ICARUS



Un desplome de ángeles caídos
a la delicia intacta de su peso

Gorostiza

Oscuro el laberinto. Los fuertes, altos muros, grises muros, contra los que golpeaba mis brazos y mis piernas. Y el hambre subiendo desde el vientre, oprimiéndome aunque tú hablaras de esperanza. Los muros y un sol y un aire adivinados en la mañana, sobre los gritos de las aves. Altos, lisos muros que no pude escalar, y el sol fuera, y la burla de los pájaros, y la oscuridad de mil pasillos circulares.

En el viento la piel se reconoce;
se pregunta asombrada por el polvo
que la vestía en un gris estrangulado.
Recuerda con un pasmo de doncella,
un sedentario aroma de sol muerto
en la quietud de un tiempo humedecido.


El hambre, los mordiscos a cualquier alimaña, el dolor como un cinto quebrando mi cuerpo. Y tú, padre, juntando plumas y cera, burlas y deseos, pájaros y miel. Los muros prometían el rumor del mar cercano pero el aire estaba muerto sobre nosotros, como cansancio untado en nuestros párpados. Sopor y sombra, siempre la sombra y un sol que tal vez existía aún.

El ojo mismo que mira, al detenerse
en un espejo, a la materia intacta
y en un júbilo loco se declara
herido de un reflejo equivalente;
el ojo, sí, que busca en la sustancia
por un juego monótono y tardío
microscopías azules develadas,
se olvida de sus rosas cacerías
y en un juego de espejos desatados
a la vista rebasa en su carrera.



La cera oscura era sombra de los muros, los muros eran burlas arrancadas a las plumas. El viento detenido, los altos muros que caían en sombras como una lluvia oscura aplastándonos mientras el hambre alargaba el tiempo. Los muros cayendo en sombras y arriba un cielo con un viento sin sol, las nubes aplastadas en un cielo gris.

Es el pecho de líquidas murallas
que, hastíado ya de entregas enmohecidas
en caravanas de óxido galante,
se decide en el aire por el fuego
y a la sombra le ofrece permanencias
de adolescente llama deslumbrada.
Son las piernas que saben en la falta
del tibio suelo que escapa entre su asombro
la pedestal presencia de una nube
y en música desatan a la sangre
que corre circular por una plaza
abandonada a la luz que la completa.



Tú me pusiste las burlas a la espalda, miles de burlas de pájaros unidas con cera oscura. En la penumbra eran una sombra más sobre mi cuerpo. Tuviste que atar mis manos para que no las desgarrara. Yo no quería sombras, muros sobre hambrientos muros y tuviste que atar mis pies y dejarme caer en un rincón. Me veías y tu llanto debía ser salado como el mar musitando en mis oídos.

Son las alas, en fin, que conmemoran
con su arco letal de finas dagas
que rompe las entrañas del espacio
una elipse mortal de mediodía
y un rojo albor de nómadas espumas.



Cuando te elevaste un tiempo suspenso comenzó a palpitar en mis sienes. ¡Mírame, fíjate como lo hago!, y yo no necesitaba palabras. Flotabas más alto que las burlas entre pájaros que chillaban espantados. Tu piel dorada me habló de un sol que aún caía en el cielo.

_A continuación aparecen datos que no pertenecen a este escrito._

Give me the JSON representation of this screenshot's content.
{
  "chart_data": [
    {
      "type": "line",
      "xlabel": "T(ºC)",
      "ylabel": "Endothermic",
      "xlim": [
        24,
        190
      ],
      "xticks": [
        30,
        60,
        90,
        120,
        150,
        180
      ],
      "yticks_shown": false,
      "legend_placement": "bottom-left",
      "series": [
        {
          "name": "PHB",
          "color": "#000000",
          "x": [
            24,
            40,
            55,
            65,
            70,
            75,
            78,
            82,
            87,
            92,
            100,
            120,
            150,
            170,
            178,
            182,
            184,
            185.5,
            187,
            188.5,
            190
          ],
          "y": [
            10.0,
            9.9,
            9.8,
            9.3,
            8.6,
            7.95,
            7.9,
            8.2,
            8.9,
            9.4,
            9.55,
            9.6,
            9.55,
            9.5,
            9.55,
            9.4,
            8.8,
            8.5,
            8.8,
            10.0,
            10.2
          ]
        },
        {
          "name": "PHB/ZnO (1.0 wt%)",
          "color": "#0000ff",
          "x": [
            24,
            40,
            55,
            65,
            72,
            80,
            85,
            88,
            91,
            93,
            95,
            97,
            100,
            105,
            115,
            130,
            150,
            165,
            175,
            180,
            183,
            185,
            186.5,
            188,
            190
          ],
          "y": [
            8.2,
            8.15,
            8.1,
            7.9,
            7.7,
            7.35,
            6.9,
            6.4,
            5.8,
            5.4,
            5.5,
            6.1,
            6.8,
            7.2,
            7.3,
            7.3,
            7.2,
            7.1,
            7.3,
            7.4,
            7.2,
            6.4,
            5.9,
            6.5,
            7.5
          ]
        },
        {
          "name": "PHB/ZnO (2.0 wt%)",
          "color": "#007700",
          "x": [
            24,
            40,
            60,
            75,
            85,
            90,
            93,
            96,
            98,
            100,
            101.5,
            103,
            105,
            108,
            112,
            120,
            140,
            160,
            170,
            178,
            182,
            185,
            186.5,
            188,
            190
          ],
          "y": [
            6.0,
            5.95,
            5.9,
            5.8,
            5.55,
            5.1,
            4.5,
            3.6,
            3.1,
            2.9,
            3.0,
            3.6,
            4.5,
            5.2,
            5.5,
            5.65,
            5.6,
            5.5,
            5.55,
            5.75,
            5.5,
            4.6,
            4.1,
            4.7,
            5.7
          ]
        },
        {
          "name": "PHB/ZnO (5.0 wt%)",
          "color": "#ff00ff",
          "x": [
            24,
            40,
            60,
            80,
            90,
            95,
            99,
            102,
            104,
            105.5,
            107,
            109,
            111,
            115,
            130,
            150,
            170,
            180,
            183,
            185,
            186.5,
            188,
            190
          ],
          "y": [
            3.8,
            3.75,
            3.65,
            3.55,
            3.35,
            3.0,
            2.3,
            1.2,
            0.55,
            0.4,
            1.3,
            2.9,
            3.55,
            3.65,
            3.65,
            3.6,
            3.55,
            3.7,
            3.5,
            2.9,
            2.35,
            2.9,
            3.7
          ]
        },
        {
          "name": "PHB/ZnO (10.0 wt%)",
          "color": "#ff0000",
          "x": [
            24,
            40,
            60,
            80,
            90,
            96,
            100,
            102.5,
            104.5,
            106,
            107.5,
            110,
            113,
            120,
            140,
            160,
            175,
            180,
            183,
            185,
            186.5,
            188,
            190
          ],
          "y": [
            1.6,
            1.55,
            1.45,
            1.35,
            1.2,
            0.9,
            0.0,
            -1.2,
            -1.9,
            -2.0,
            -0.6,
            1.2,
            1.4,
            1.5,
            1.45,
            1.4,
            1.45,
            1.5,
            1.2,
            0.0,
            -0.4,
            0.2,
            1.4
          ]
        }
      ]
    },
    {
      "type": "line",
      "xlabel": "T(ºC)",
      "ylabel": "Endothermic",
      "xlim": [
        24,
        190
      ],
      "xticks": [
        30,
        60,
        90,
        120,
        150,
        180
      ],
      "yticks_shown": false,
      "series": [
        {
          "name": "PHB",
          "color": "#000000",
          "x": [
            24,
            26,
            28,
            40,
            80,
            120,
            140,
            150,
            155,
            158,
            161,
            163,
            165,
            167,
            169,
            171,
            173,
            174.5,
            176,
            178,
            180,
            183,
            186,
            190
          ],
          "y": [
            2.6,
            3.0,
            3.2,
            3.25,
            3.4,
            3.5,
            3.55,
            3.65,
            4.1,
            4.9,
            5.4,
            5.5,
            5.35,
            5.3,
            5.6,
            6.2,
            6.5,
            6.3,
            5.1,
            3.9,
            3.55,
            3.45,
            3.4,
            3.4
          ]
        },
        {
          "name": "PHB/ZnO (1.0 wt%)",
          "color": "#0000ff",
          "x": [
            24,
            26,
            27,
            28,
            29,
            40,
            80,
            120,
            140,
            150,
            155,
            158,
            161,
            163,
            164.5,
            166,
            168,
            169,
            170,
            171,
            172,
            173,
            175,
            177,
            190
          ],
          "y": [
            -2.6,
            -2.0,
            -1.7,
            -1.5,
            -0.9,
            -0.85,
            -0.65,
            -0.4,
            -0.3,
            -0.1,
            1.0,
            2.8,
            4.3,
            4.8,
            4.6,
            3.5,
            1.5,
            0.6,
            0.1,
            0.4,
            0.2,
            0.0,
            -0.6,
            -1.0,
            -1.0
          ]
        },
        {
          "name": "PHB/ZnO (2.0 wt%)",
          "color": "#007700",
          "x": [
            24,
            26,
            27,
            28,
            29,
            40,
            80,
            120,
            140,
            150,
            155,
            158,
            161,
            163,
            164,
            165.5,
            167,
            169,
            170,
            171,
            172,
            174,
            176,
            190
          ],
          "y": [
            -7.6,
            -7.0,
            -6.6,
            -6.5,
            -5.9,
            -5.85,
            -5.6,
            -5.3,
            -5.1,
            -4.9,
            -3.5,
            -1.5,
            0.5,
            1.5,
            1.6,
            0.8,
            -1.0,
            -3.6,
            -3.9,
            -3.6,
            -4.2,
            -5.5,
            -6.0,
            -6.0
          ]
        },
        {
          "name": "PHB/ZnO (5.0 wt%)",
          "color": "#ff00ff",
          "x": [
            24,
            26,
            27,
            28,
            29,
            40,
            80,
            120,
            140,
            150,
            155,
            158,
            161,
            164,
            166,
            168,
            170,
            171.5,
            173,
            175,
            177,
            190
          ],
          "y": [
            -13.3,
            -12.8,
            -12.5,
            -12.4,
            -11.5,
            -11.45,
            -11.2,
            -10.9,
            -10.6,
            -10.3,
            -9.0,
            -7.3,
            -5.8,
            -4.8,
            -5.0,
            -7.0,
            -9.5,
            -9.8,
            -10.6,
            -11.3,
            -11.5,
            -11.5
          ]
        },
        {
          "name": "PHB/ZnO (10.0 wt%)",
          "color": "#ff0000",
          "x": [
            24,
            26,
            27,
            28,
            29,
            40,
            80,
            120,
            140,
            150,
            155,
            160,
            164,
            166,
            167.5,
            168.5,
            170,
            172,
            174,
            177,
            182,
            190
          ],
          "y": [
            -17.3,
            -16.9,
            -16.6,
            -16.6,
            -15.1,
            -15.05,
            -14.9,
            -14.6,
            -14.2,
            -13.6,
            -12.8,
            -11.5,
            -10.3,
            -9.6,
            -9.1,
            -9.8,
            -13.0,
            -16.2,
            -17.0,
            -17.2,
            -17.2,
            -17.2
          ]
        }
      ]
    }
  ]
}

Mas no es en sí un eco de caída
quien lo levanta tenaz entre sus labios
e instala su sonata alucinante
en un zafiro cielo destrozado,
quien rompe sus palomas en el aire,
lo hechiza con un arco de reflejos
y en un glacial incendio deposita
un arrastrar sonámbulo de alas
en el puente incrédulo del ojo.



Desataste mis manos y yo movía las plumas, la cera oscura, y mis pies dejaban de apoyarse.

Es el sol de viento de un sonido
que juega por la piel adolescente,
es el ascenso abierto a la caricia
que desconoce el canto de las ondas,
un puro movimiento que destroza
el sueño virginal del pentagrama.



Ahora estoy sobre la arena, mirando el sol. Lo miro fijamente hasta que el mundo se incendia en la blancura de su recuerdo y a dondequiera que arrojo la mirada encuentro el sol como una jabalina de diamante. ¿Qué hago yo en la arena? Porque en el viento la piel se reconoce...

Recogido en Tiene que haber olvido, UNAM, 1980, pp. 34-36.